Bei uns liegen Entwürfe nicht lange in Schubladen. Da wir keine Museen oder andere Objekte im öffentlichen Raum bauen, sondern nur Wohnungen, fehlt es uns nicht an Aufträgen. Das meiste wird realisiert.

Sie arbeiten bevorzugt mit Baugruppen zusammen, die ihre ganz eigenen Anforderungen an Projekte haben.

Das hat sich ergeben, als wir vor zwölf Jahren begannen, uns in Prenzlauer Berg und anderen Bezirken des einstigen Ost-Berlin umzuschauen. Für das Projekt in der Zelterstraße gab es schon eine Kerngruppe an Interessenten, der Rest wurde noch über Immobilienscout 24 ins Projekt geholt.

Gibt es da nicht sehr verschiedene Vorstellungen, die alle irgendwie unter einen Hut gebracht werden müssen?

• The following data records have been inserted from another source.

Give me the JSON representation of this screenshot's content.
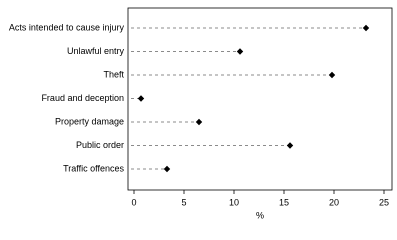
{
  "chart_data": {
    "type": "dot",
    "categories": [
      "Acts intended to cause injury",
      "Unlawful entry",
      "Theft",
      "Fraud and deception",
      "Property damage",
      "Public order",
      "Traffic offences"
    ],
    "values": [
      23.2,
      10.6,
      19.8,
      0.7,
      6.5,
      15.6,
      3.3
    ],
    "color": "#000000",
    "x_label": "%",
    "xlim": [
      0,
      25
    ],
    "xticks": [
      0,
      5,
      10,
      15,
      20,
      25
    ]
  }
}
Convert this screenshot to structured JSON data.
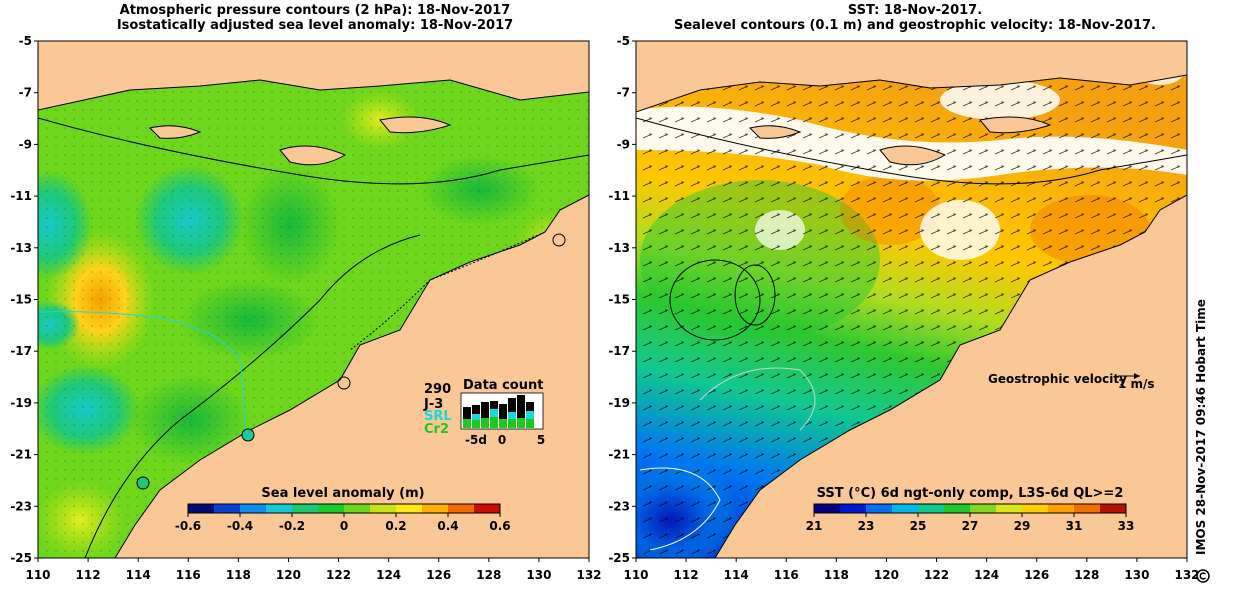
{
  "left_panel": {
    "title_line1": "Atmospheric pressure contours (2 hPa): 18-Nov-2017",
    "title_line2": "Isostatically adjusted sea level anomaly: 18-Nov-2017",
    "colorbar": {
      "label": "Sea level anomaly (m)",
      "ticks": [
        "-0.6",
        "-0.4",
        "-0.2",
        "0",
        "0.2",
        "0.4",
        "0.6"
      ],
      "colors": [
        "#000b7a",
        "#0a3fd6",
        "#0a8ef0",
        "#18c8d8",
        "#1ec872",
        "#18cc2a",
        "#6ed61c",
        "#c8e414",
        "#ffe81a",
        "#ffb000",
        "#f46a00",
        "#c80c00"
      ]
    },
    "data_count": {
      "title": "Data count",
      "total": "290",
      "missions": [
        {
          "name": "J-3",
          "color": "#000000"
        },
        {
          "name": "SRL",
          "color": "#19d9e0"
        },
        {
          "name": "Cr2",
          "color": "#1ec81e"
        }
      ],
      "axis_ticks": [
        "-5d",
        "0",
        "5"
      ]
    },
    "y_ticks": [
      "-5",
      "-7",
      "-9",
      "-11",
      "-13",
      "-15",
      "-17",
      "-19",
      "-21",
      "-23",
      "-25"
    ],
    "x_ticks": [
      "110",
      "112",
      "114",
      "116",
      "118",
      "120",
      "122",
      "124",
      "126",
      "128",
      "130",
      "132"
    ]
  },
  "right_panel": {
    "title_line1": "SST: 18-Nov-2017.",
    "title_line2": "Sealevel contours (0.1 m) and geostrophic velocity: 18-Nov-2017.",
    "colorbar": {
      "label": "SST (°C) 6d ngt-only comp, L3S-6d QL>=2",
      "ticks": [
        "21",
        "23",
        "25",
        "27",
        "29",
        "31",
        "33"
      ],
      "colors": [
        "#000080",
        "#0018d0",
        "#0070f0",
        "#00b8e8",
        "#10c890",
        "#20c830",
        "#80d820",
        "#d8e818",
        "#ffd000",
        "#ffa000",
        "#f07000",
        "#b81000"
      ]
    },
    "velocity_legend": {
      "label": "Geostrophic velocity",
      "scale": "1 m/s"
    },
    "y_ticks": [
      "-5",
      "-7",
      "-9",
      "-11",
      "-13",
      "-15",
      "-17",
      "-19",
      "-21",
      "-23",
      "-25"
    ],
    "x_ticks": [
      "110",
      "112",
      "114",
      "116",
      "118",
      "120",
      "122",
      "124",
      "126",
      "128",
      "130",
      "132"
    ]
  },
  "credit": "IMOS 28-Nov-2017 09:46 Hobart Time",
  "colors": {
    "land": "#fac896",
    "cloud": "#ffffff",
    "coast": "#000000"
  }
}
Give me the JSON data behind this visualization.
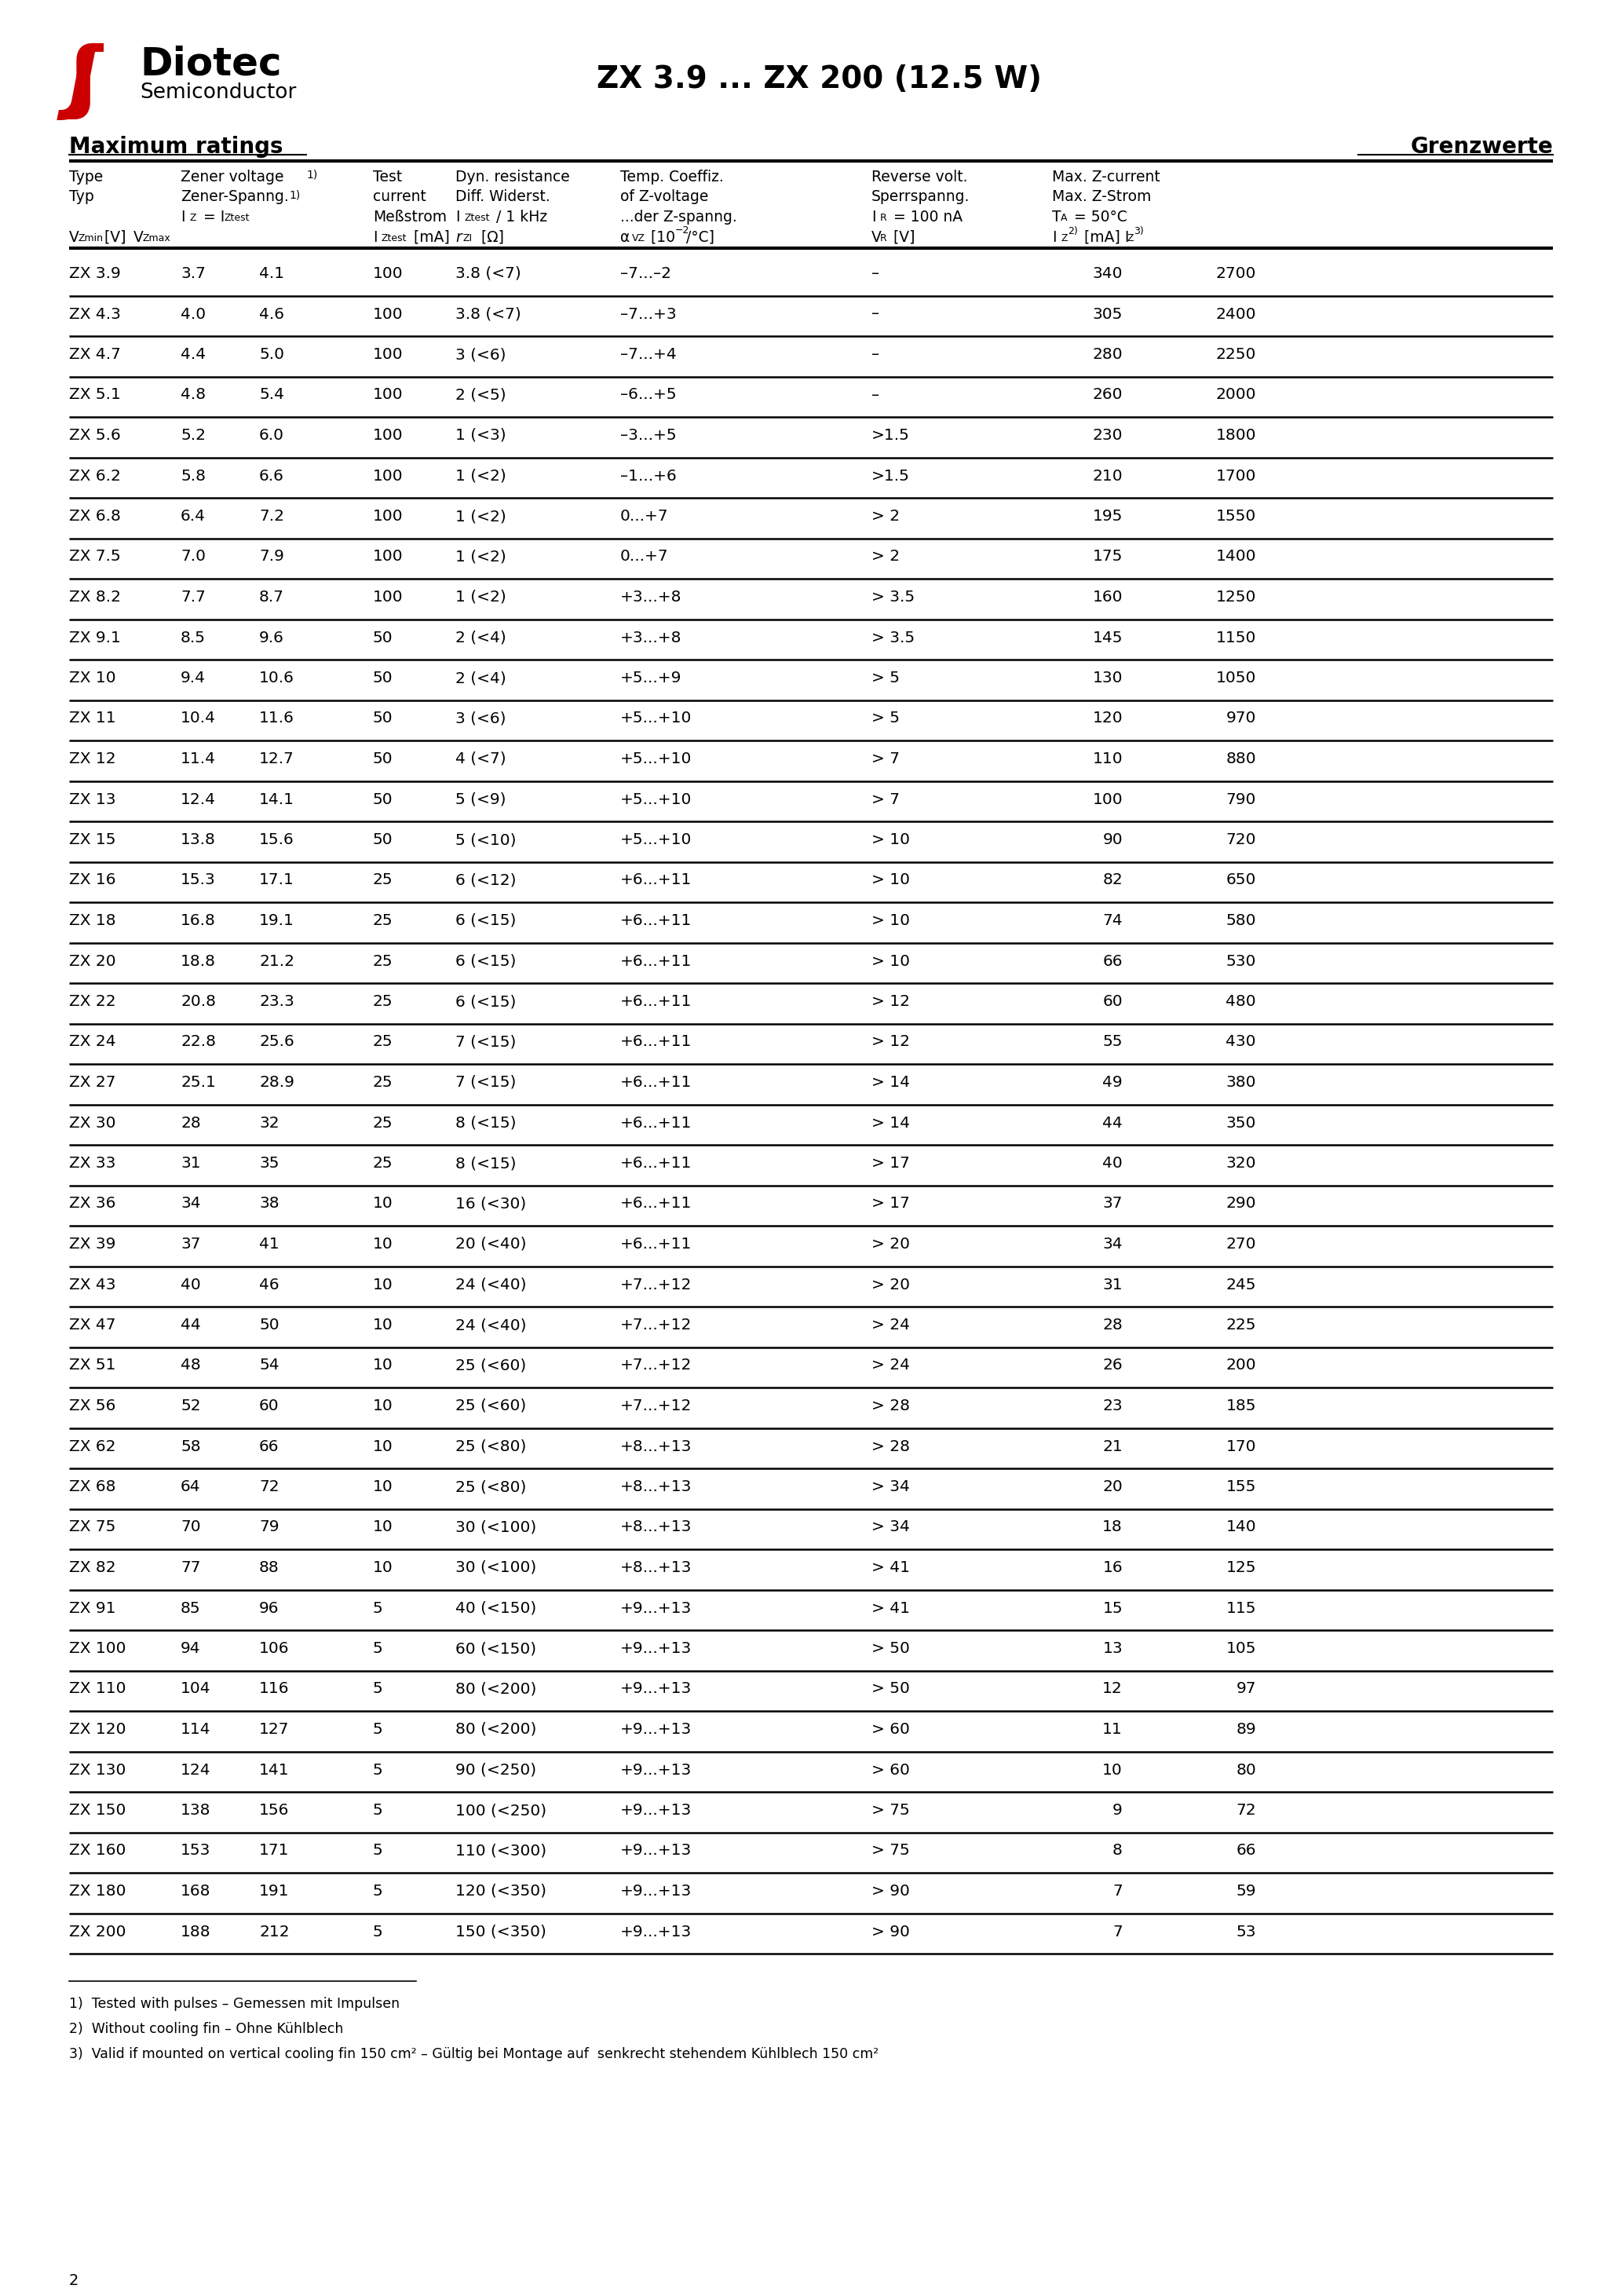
{
  "title": "ZX 3.9 ... ZX 200 (12.5 W)",
  "page_number": "2",
  "header_left": "Maximum ratings",
  "header_right": "Grenzwerte",
  "footnotes": [
    "1)  Tested with pulses – Gemessen mit Impulsen",
    "2)  Without cooling fin – Ohne Kühlblech",
    "3)  Valid if mounted on vertical cooling fin 150 cm² – Gültig bei Montage auf  senkrecht stehendem Kühlblech 150 cm²"
  ],
  "rows": [
    [
      "ZX 3.9",
      "3.7",
      "4.1",
      "100",
      "3.8 (<7)",
      "–7...–2",
      "–",
      "340",
      "2700"
    ],
    [
      "ZX 4.3",
      "4.0",
      "4.6",
      "100",
      "3.8 (<7)",
      "–7...+3",
      "–",
      "305",
      "2400"
    ],
    [
      "ZX 4.7",
      "4.4",
      "5.0",
      "100",
      "3 (<6)",
      "–7...+4",
      "–",
      "280",
      "2250"
    ],
    [
      "ZX 5.1",
      "4.8",
      "5.4",
      "100",
      "2 (<5)",
      "–6...+5",
      "–",
      "260",
      "2000"
    ],
    [
      "ZX 5.6",
      "5.2",
      "6.0",
      "100",
      "1 (<3)",
      "–3...+5",
      ">1.5",
      "230",
      "1800"
    ],
    [
      "ZX 6.2",
      "5.8",
      "6.6",
      "100",
      "1 (<2)",
      "–1...+6",
      ">1.5",
      "210",
      "1700"
    ],
    [
      "ZX 6.8",
      "6.4",
      "7.2",
      "100",
      "1 (<2)",
      "0...+7",
      "> 2",
      "195",
      "1550"
    ],
    [
      "ZX 7.5",
      "7.0",
      "7.9",
      "100",
      "1 (<2)",
      "0...+7",
      "> 2",
      "175",
      "1400"
    ],
    [
      "ZX 8.2",
      "7.7",
      "8.7",
      "100",
      "1 (<2)",
      "+3...+8",
      "> 3.5",
      "160",
      "1250"
    ],
    [
      "ZX 9.1",
      "8.5",
      "9.6",
      "50",
      "2 (<4)",
      "+3...+8",
      "> 3.5",
      "145",
      "1150"
    ],
    [
      "ZX 10",
      "9.4",
      "10.6",
      "50",
      "2 (<4)",
      "+5...+9",
      "> 5",
      "130",
      "1050"
    ],
    [
      "ZX 11",
      "10.4",
      "11.6",
      "50",
      "3 (<6)",
      "+5...+10",
      "> 5",
      "120",
      "970"
    ],
    [
      "ZX 12",
      "11.4",
      "12.7",
      "50",
      "4 (<7)",
      "+5...+10",
      "> 7",
      "110",
      "880"
    ],
    [
      "ZX 13",
      "12.4",
      "14.1",
      "50",
      "5 (<9)",
      "+5...+10",
      "> 7",
      "100",
      "790"
    ],
    [
      "ZX 15",
      "13.8",
      "15.6",
      "50",
      "5 (<10)",
      "+5...+10",
      "> 10",
      "90",
      "720"
    ],
    [
      "ZX 16",
      "15.3",
      "17.1",
      "25",
      "6 (<12)",
      "+6...+11",
      "> 10",
      "82",
      "650"
    ],
    [
      "ZX 18",
      "16.8",
      "19.1",
      "25",
      "6 (<15)",
      "+6...+11",
      "> 10",
      "74",
      "580"
    ],
    [
      "ZX 20",
      "18.8",
      "21.2",
      "25",
      "6 (<15)",
      "+6...+11",
      "> 10",
      "66",
      "530"
    ],
    [
      "ZX 22",
      "20.8",
      "23.3",
      "25",
      "6 (<15)",
      "+6...+11",
      "> 12",
      "60",
      "480"
    ],
    [
      "ZX 24",
      "22.8",
      "25.6",
      "25",
      "7 (<15)",
      "+6...+11",
      "> 12",
      "55",
      "430"
    ],
    [
      "ZX 27",
      "25.1",
      "28.9",
      "25",
      "7 (<15)",
      "+6...+11",
      "> 14",
      "49",
      "380"
    ],
    [
      "ZX 30",
      "28",
      "32",
      "25",
      "8 (<15)",
      "+6...+11",
      "> 14",
      "44",
      "350"
    ],
    [
      "ZX 33",
      "31",
      "35",
      "25",
      "8 (<15)",
      "+6...+11",
      "> 17",
      "40",
      "320"
    ],
    [
      "ZX 36",
      "34",
      "38",
      "10",
      "16 (<30)",
      "+6...+11",
      "> 17",
      "37",
      "290"
    ],
    [
      "ZX 39",
      "37",
      "41",
      "10",
      "20 (<40)",
      "+6...+11",
      "> 20",
      "34",
      "270"
    ],
    [
      "ZX 43",
      "40",
      "46",
      "10",
      "24 (<40)",
      "+7...+12",
      "> 20",
      "31",
      "245"
    ],
    [
      "ZX 47",
      "44",
      "50",
      "10",
      "24 (<40)",
      "+7...+12",
      "> 24",
      "28",
      "225"
    ],
    [
      "ZX 51",
      "48",
      "54",
      "10",
      "25 (<60)",
      "+7...+12",
      "> 24",
      "26",
      "200"
    ],
    [
      "ZX 56",
      "52",
      "60",
      "10",
      "25 (<60)",
      "+7...+12",
      "> 28",
      "23",
      "185"
    ],
    [
      "ZX 62",
      "58",
      "66",
      "10",
      "25 (<80)",
      "+8...+13",
      "> 28",
      "21",
      "170"
    ],
    [
      "ZX 68",
      "64",
      "72",
      "10",
      "25 (<80)",
      "+8...+13",
      "> 34",
      "20",
      "155"
    ],
    [
      "ZX 75",
      "70",
      "79",
      "10",
      "30 (<100)",
      "+8...+13",
      "> 34",
      "18",
      "140"
    ],
    [
      "ZX 82",
      "77",
      "88",
      "10",
      "30 (<100)",
      "+8...+13",
      "> 41",
      "16",
      "125"
    ],
    [
      "ZX 91",
      "85",
      "96",
      "5",
      "40 (<150)",
      "+9...+13",
      "> 41",
      "15",
      "115"
    ],
    [
      "ZX 100",
      "94",
      "106",
      "5",
      "60 (<150)",
      "+9...+13",
      "> 50",
      "13",
      "105"
    ],
    [
      "ZX 110",
      "104",
      "116",
      "5",
      "80 (<200)",
      "+9...+13",
      "> 50",
      "12",
      "97"
    ],
    [
      "ZX 120",
      "114",
      "127",
      "5",
      "80 (<200)",
      "+9...+13",
      "> 60",
      "11",
      "89"
    ],
    [
      "ZX 130",
      "124",
      "141",
      "5",
      "90 (<250)",
      "+9...+13",
      "> 60",
      "10",
      "80"
    ],
    [
      "ZX 150",
      "138",
      "156",
      "5",
      "100 (<250)",
      "+9...+13",
      "> 75",
      "9",
      "72"
    ],
    [
      "ZX 160",
      "153",
      "171",
      "5",
      "110 (<300)",
      "+9...+13",
      "> 75",
      "8",
      "66"
    ],
    [
      "ZX 180",
      "168",
      "191",
      "5",
      "120 (<350)",
      "+9...+13",
      "> 90",
      "7",
      "59"
    ],
    [
      "ZX 200",
      "188",
      "212",
      "5",
      "150 (<350)",
      "+9...+13",
      "> 90",
      "7",
      "53"
    ]
  ]
}
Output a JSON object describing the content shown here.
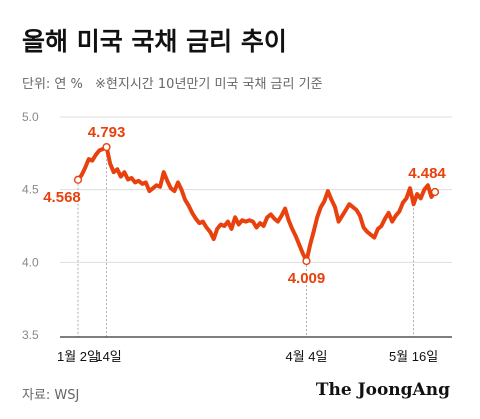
{
  "title": "올해 미국 국채 금리 추이",
  "subtitle": "단위: 연 %",
  "note": "※현지시간 10년만기 미국 국채 금리 기준",
  "source": "자료: WSJ",
  "logo": "The JoongAng",
  "colors": {
    "line": "#e8410e",
    "axis": "#333333",
    "grid": "#dddddd",
    "label": "#e8410e"
  },
  "chart_data": {
    "type": "line",
    "title": "올해 미국 국채 금리 추이",
    "ylabel": "단위: 연 %",
    "ylim": [
      3.5,
      5.0
    ],
    "yticks": [
      "5.0",
      "4.5",
      "4.0",
      "3.5"
    ],
    "ytick_values": [
      5.0,
      4.5,
      4.0,
      3.5
    ],
    "x_labels": [
      "1월 2일",
      "14일",
      "4월 4일",
      "5월 16일"
    ],
    "x_label_index": [
      0,
      8,
      64,
      94
    ],
    "grid": true,
    "series": [
      {
        "values": [
          4.568,
          4.6,
          4.65,
          4.71,
          4.7,
          4.74,
          4.77,
          4.78,
          4.793,
          4.68,
          4.62,
          4.64,
          4.59,
          4.62,
          4.57,
          4.58,
          4.55,
          4.56,
          4.54,
          4.55,
          4.49,
          4.51,
          4.53,
          4.52,
          4.62,
          4.56,
          4.51,
          4.49,
          4.55,
          4.5,
          4.43,
          4.39,
          4.34,
          4.3,
          4.27,
          4.28,
          4.24,
          4.21,
          4.16,
          4.23,
          4.26,
          4.25,
          4.28,
          4.23,
          4.31,
          4.26,
          4.29,
          4.28,
          4.29,
          4.28,
          4.24,
          4.27,
          4.25,
          4.31,
          4.33,
          4.3,
          4.28,
          4.32,
          4.37,
          4.29,
          4.23,
          4.18,
          4.12,
          4.06,
          4.009,
          4.12,
          4.21,
          4.31,
          4.38,
          4.42,
          4.49,
          4.43,
          4.38,
          4.28,
          4.32,
          4.36,
          4.4,
          4.38,
          4.36,
          4.32,
          4.24,
          4.21,
          4.19,
          4.17,
          4.23,
          4.25,
          4.3,
          4.34,
          4.28,
          4.32,
          4.35,
          4.41,
          4.44,
          4.51,
          4.4,
          4.47,
          4.44,
          4.5,
          4.53,
          4.45,
          4.484
        ]
      }
    ],
    "annotations": [
      {
        "index": 0,
        "label": "4.568"
      },
      {
        "index": 8,
        "label": "4.793"
      },
      {
        "index": 64,
        "label": "4.009"
      },
      {
        "index": 100,
        "label": "4.484"
      }
    ]
  }
}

Ja, aber das läuft ab wie ein demokratischer Prozess, und das akzeptieren die Leute. Gemacht wird, was die Mehrheit wählt. Die Minderheit, die es anders wollte, nimmt das hin und empfindet das Überstimmtwerden nicht als Niederlage.

Wie viele Gesellschafter kamen zusammen?

72. Gewählt wurde ein Beirat, der alle vier Wochen zusammenkam, um den Stand der Dinge zu erörtern, drei Jahre lang. Die knapp 15 Leute haben das Alltagsgeschäft mit uns Architekten und einer zweiten Firma, der Bauherrenbetreuung, betrieben.

Was sind für Sie als Architekturbüro die Voraussetzungen, mit einer Baugruppe zu arbeiten?

Erstens muss der Kostenplan eingehalten werden. Zweitens haben wir klargestellt, dass wir für das Äußere und die Architektur verantwortlich sind. Die Wohnungen gestalten die Besitzer selber.

Wie ist es mit dem Vertrauen, dass alles seinen richtigen Gang geht?

Ein Grundvertrauen muss vorhanden sein, und das war der Fall. Wir haben immer wieder Pläne vorgelegt, so dass die Gesellschafter etwas sehen konnten.

Sie hatten einen Optionsvertrag auf das Grundstück. Wie haben Sie das geschafft?

Vielen Bauherren galt die Lage als uninteressant, da gab es nicht viel Konkurrenz. Heute wäre eine solche Option nicht mehr möglich, weil auf dem Berliner Wohnungsmarkt alles aufgekauft wird.

Sie haben den Baukostenplan nahezu eingehalten, das gibt es nicht oft.

Wir mussten aber auch einen Preis dafür bezahlen. Ursprünglich sollte die Fassade zur Zelterstraße hin viel aufwendiger gestaltet werden, das mussten wir drastisch reduzieren.

Was waren die größten Herausforderungen am Bau?

Die schmalen Hausbreiten und die darin quer liegenden Treppen. Wir hatten lange Bedenken, ob das so funktionieren würde.

Der Bauantrag ging bei den Behörden glatt durch?

Leider nicht, das war der größte Kampf. Der Bezirk hat den Bauantrag versagt mit zwei Begründungen: weil das Objekt an einer Seite direkt an eine Kirche anschließt und weil Dachterrassen grundsätzlich nicht erlaubt seien.

Wie kam es dennoch zum Bau?

Wir sind den langen Amtsweg gegangen, haben Widerspruch bei der Oberen Baubehörde eingelegt und uns auch beim Senat von Berlin gemeldet. Von dort kam die endgültige Bauerlaubnis.